Description of Warshall
I do not wanna describe the specific principle of the Warshall, I just would like to use a simple example to demonstrate the working function of the Warshall.
Simple example
I assume an array named M with the size of 4*4. 4 is the number of row and 4 is the number of colume.
step1: Look at the colume 1 of M, M(3,1)=1 and M(4,1)=1. So we will add the row 1 to the row 3 and row 4 seperately. [Noted: 1+1=1]
step2: Look at the colume 2 of M, M(1,2)=1, M(3,2)=1 and M(4,2)=1. So we will add the row 2 to the row 1, row 3 and row 4 seperately.
step3: Look at the colume 3 of M, M(1,3)=1, M(2,2)=1, M(3,2)=1 and M(4,2)=1. So we will add the row 3 to the row 1, row 2, row 3 and row 4 seperately.

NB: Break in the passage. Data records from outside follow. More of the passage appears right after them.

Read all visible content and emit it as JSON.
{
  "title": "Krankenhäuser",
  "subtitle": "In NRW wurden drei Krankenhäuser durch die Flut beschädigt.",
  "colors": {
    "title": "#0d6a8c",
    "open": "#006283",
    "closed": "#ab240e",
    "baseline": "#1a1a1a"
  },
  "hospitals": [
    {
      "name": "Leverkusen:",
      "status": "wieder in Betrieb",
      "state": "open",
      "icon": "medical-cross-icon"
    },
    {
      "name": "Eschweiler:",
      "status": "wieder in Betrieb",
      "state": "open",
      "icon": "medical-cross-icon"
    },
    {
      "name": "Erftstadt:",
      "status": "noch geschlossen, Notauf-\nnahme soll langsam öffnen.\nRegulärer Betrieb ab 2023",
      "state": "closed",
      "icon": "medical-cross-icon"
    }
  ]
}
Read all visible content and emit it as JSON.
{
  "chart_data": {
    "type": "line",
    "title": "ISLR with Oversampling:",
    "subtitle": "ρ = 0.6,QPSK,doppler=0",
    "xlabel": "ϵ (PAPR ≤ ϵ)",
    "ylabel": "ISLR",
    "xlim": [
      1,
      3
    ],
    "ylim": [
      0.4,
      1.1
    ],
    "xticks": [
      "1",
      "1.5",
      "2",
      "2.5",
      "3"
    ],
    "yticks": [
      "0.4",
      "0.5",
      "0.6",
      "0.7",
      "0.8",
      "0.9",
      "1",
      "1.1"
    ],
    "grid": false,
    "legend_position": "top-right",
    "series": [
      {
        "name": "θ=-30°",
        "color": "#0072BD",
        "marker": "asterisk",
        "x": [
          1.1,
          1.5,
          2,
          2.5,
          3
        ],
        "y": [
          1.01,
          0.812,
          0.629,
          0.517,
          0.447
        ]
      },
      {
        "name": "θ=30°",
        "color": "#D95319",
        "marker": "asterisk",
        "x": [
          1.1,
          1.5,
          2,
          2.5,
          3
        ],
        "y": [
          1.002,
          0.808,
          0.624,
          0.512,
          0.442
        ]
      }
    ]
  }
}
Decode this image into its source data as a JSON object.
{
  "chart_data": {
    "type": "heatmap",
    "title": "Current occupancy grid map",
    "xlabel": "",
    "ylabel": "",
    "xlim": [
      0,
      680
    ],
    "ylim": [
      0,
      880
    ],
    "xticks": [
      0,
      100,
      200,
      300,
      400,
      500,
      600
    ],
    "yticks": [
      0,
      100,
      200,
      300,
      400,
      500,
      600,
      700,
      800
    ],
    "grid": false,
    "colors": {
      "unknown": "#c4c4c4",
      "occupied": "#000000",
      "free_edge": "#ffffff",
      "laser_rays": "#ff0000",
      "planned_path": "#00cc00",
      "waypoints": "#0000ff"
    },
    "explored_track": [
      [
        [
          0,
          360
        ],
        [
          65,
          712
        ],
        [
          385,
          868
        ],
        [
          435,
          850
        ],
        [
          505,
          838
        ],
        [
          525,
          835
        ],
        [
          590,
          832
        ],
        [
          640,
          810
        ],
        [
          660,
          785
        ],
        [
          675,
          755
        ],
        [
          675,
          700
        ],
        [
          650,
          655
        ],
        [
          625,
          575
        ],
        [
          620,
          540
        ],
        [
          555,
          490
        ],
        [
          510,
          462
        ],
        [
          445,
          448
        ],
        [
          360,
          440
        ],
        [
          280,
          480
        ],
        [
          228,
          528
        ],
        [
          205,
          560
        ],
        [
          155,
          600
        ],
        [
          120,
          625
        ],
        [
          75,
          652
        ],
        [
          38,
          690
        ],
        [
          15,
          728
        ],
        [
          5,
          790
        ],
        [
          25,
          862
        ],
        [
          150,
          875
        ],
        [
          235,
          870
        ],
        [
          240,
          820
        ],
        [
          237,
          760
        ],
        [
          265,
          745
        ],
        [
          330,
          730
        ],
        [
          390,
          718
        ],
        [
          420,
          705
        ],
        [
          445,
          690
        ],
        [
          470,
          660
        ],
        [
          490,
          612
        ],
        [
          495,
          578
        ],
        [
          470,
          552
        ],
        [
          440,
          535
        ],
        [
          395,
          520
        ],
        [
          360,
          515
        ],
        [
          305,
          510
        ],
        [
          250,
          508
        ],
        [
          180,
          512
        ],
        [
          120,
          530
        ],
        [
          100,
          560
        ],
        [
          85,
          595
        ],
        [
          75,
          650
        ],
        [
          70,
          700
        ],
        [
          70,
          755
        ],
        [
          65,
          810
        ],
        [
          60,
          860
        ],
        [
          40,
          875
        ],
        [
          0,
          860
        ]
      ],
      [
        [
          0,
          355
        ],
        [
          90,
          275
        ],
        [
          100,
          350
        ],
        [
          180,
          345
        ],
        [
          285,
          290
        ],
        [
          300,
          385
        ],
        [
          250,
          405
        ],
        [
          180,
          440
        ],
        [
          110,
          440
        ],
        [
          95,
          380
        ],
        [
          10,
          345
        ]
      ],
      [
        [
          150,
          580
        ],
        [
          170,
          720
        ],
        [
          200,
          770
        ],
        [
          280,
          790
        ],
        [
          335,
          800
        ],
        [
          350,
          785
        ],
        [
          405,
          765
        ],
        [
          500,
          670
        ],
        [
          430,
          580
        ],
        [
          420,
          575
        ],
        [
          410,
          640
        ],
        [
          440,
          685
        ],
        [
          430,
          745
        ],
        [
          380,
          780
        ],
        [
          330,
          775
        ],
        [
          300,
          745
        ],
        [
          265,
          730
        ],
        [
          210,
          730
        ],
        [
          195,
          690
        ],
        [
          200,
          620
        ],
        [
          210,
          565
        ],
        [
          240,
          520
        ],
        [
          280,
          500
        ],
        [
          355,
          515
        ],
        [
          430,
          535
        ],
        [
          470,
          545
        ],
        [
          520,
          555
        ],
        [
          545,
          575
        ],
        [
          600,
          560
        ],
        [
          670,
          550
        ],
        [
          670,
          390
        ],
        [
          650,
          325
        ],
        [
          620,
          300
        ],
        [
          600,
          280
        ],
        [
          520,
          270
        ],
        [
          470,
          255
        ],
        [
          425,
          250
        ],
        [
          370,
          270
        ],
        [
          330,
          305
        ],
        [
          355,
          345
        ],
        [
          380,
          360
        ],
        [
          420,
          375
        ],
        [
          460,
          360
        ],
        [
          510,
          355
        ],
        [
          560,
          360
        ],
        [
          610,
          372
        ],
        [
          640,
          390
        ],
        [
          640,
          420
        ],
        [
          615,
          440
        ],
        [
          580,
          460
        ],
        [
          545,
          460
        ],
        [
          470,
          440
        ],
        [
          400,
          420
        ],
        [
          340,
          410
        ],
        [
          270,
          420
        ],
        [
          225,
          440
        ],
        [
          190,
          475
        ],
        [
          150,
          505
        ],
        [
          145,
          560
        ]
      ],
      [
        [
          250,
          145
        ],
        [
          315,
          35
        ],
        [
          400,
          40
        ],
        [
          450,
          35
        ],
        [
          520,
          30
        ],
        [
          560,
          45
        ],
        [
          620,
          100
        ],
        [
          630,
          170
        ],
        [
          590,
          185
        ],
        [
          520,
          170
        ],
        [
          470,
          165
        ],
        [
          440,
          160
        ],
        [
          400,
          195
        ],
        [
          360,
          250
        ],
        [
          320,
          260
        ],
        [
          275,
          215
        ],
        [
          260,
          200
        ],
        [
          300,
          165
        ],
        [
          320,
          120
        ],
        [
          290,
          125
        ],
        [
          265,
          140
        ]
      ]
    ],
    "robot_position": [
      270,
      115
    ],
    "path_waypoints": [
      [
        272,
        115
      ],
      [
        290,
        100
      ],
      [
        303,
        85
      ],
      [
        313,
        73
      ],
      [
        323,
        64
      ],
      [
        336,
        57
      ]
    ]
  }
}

step4: Look at the colume 4 of M, M(1,4)=1, M(2,4)=1, M(3,4)=1 and M(4,4)=1. So we will add the row 4 to the row 1, row 2, row 3 and row 4 seperately.
Implementation Code
#include <stdio.h>
#define N 4
int get_matrix(int a[N][N])
{
int i = 0,j = 0;
for (i = 0;i < N;i++)
{
for (j = 0;j < N;j++)
{
scanf("%d",&a[i][j]);
if (a[i][j] != 0 && a[i][j] != 1)
return 1;
}
}
return 0;
}
int output_matrix(int a[N][N])
{
int i = 0,j = 0;
for (i = 0;i < N;i++) {
for (j = 0;j < N;j++) {
printf("%d ",a[i][j]);
}
putchar('\n');
}
}
int warshall(int a[][N])
{
int i = 0;
int j = 0;
int k = 0;
for (i = 0;i < N;i++)
{
for (j = 0;j < N;j++)
{
if (a[j][i])
{
for (k = 0;k < N;k++)
{
a[j][k] = a[j][k] | a[i][k];
}
}
}
}
}
int main()
{
int a[N][N] = {0};
printf("please input a matrix with %d * %d:\n",N,N);
if (get_matrix(a))
{ printf("Get matrix error!Only 0 or 1 in matrix!\n");
return 1; //错误返回主函数,返回值为1;
}
warshall(a);
output_matrix(a);
return 0;//正常返回主函数,返回值为0;
}